17th President of the Pacific Coast League
- In office 1998–2020
- Preceded by: Bill Cutler
- Succeeded by: league disbanded

President of the American Association
- In office 1991–1997
- Preceded by: Randy Mobley
- Succeeded by: league disbanded

Personal details
- Born: Branch Barrett Rickey November 1, 1945 (age 80)
- Alma mater: Ohio Wesleyan University
- Awards: MiLB Warren Giles Award (1998, 2014)
- Employer: Pacific Coast League
- Website: MiLB Biography

= Branch Barrett Rickey =

American baseball executive

Branch Barrett Rickey (born November 1, 1945) is a baseball executive who served as the 17th and final President of the Pacific Coast League (PCL), a Triple-A baseball league competing in Minor League Baseball (MiLB). He previously served as the President of the American Association from 1991 to 1997 before the league disbanded in conjunction with the 1998 Major League Baseball expansion and Triple-A realignment.

==Early life and career==
Rickey is the grandson of Branch Rickey, who is best known for spearheading the movement within Major League Baseball to break the color barrier and for creating the framework for the modern minor league farm system. His father, Branch Rickey Jr., served as farm system director for both the Brooklyn Dodgers and Pittsburgh Pirates.

Rickey competed in high school football, wrestling, and baseball. He attended Ohio Wesleyan University, where he majored in philosophy. Like his father and grandfather before him, he played soccer all four years and was co-captain in his senior year.
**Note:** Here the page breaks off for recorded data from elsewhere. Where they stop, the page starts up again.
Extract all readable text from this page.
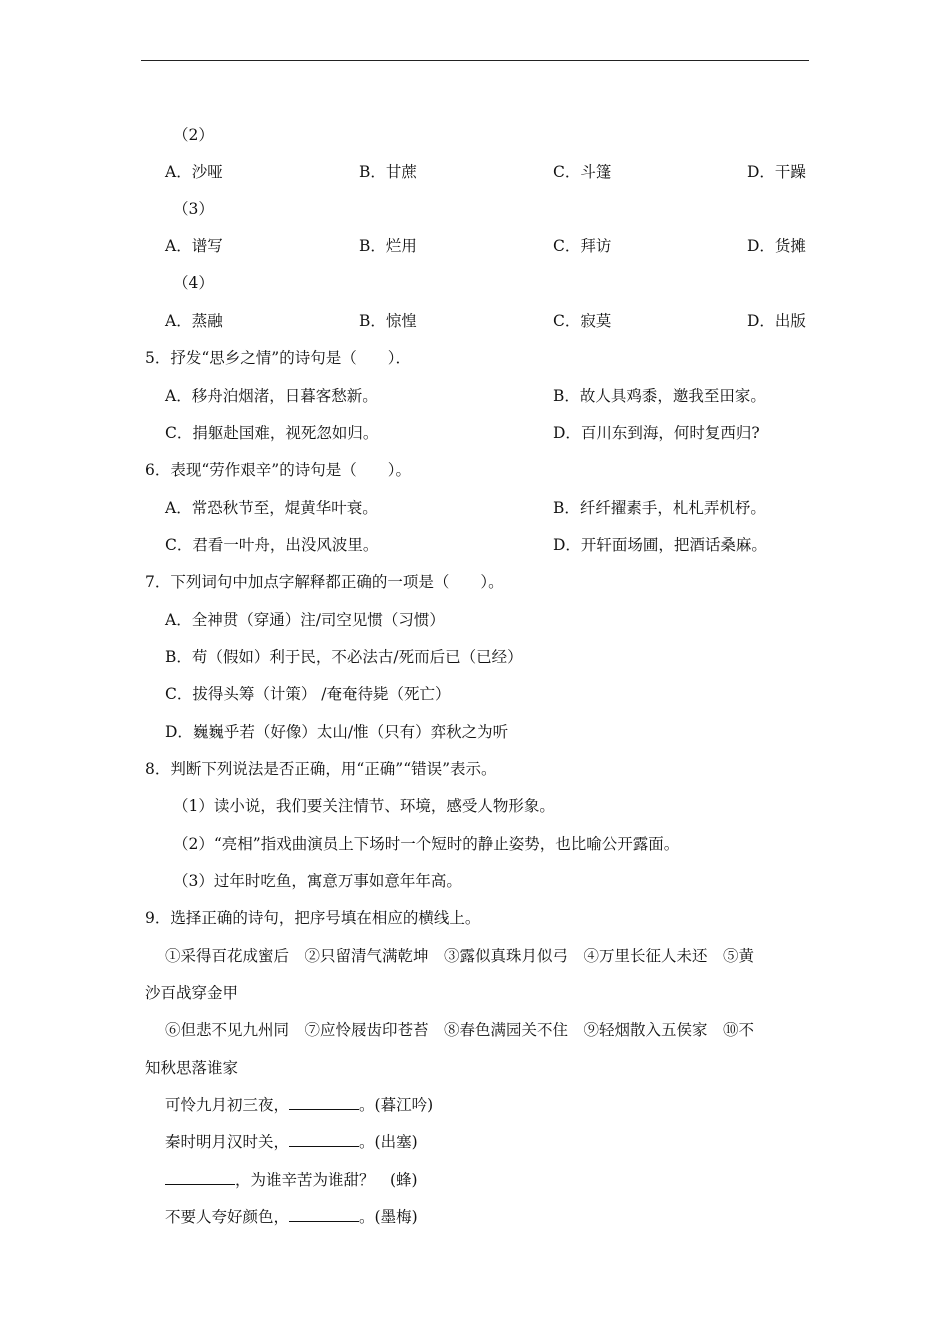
（2）
A．沙哑	B．甘蔗	C．斗篷	D．干躁
（3）
A．谱写	B．烂用	C．拜访	D．货摊
（4）
A．蒸融	B．惊惶	C．寂莫	D．出版
5．抒发“思乡之情”的诗句是（　　）．
A．移舟泊烟渚，日暮客愁新。	B．故人具鸡黍，邀我至田家。
C．捐躯赴国难，视死忽如归。	D．百川东到海，何时复西归?
6．表现“劳作艰辛”的诗句是（　　）。
A．常恐秋节至，焜黄华叶衰。	B．纤纤擢素手，札札弄机杼。
C．君看一叶舟，出没风波里。	D．开轩面场圃，把酒话桑麻。
7．下列词句中加点字解释都正确的一项是（　　）。
A．全神贯（穿通）注/司空见惯（习惯）
B．苟（假如）利于民，不必法古/死而后已（已经）
C．拔得头筹（计策） /奄奄待毙（死亡）
D．巍巍乎若（好像）太山/惟（只有）弈秋之为听
8．判断下列说法是否正确，用“正确”“错误”表示。
（1）读小说，我们要关注情节、环境，感受人物形象。
（2）“亮相”指戏曲演员上下场时一个短时的静止姿势，也比喻公开露面。
（3）过年时吃鱼，寓意万事如意年年高。
9．选择正确的诗句，把序号填在相应的横线上。
①采得百花成蜜后　②只留清气满乾坤　③露似真珠月似弓　④万里长征人未还　⑤黄
沙百战穿金甲
⑥但悲不见九州同　⑦应怜屐齿印苍苔　⑧春色满园关不住　⑨轻烟散入五侯家　⑩不
知秋思落谁家
可怜九月初三夜，	。(暮江吟)
秦时明月汉时关，	。(出塞)
，为谁辛苦为谁甜？　(蜂)
不要人夸好颜色，	。(墨梅)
He is a member of Delta Tau Delta fraternity. He graduated in 1967.

He entered the Peace Corps in 1969 where he was assigned to Venezuela. He later worked as a college campus recruiter in the Southern United States and subsequently as regional recruitment director in 1971.

Also in 1969, Rickey began to pursue freestyle and Greco-Roman wrestling officiating. He was certified to judge and referee at the Olympic level, which he did at the 1972 Summer Olympics in Munich.

==Professional baseball==
Rickey began his professional baseball career with the Pittsburgh Pirates organization in 1963 at age 17 when he became business manager of their Rookie League affiliate, the Kingsport Pirates of the Appalachian League, in Kingsport, Tennessee. He continued in this capacity during his summers through 1965. After college, he returned to professional baseball in 1972 as assistant director of the Kansas City Royals Baseball Academy in Sarasota, Florida. The Academy was a major league experiment to take teenage players with overall athletic skill and develop them into major league players. When the Academy was closed by the Royals in 1974, Rickey rejoined the Pirates. Rickey continued in Major League Baseball for over twenty years with Pittsburgh and the Cincinnati Reds as a scout, assistant scouting director during the 1970s, and director of player development in the 1980s.

In 1991, he succeeded Randy Mobley as president of the Triple-A American Association. He remained in this role until after the 1997 season when the league dissolved in conjunction with the 1998 Major League Baseball expansion and Triple-A realignment. Up to this point, three Triple-A leagues had operated in the United States: the American Association, International League, and Pacific Coast League. The directors of each league voted to disband the American Association and disperse its teams among the other two.

Rickey was elected President of the Pacific Coast League in 1998, replaced the retiring Bill Cutler, who served as PCL president from 1979 to 1997. That same year, he was selected as the recipient of MiLB's Warren Giles Award, which honors outstanding service as a league president. He was again honored with the Giles Award in 2014.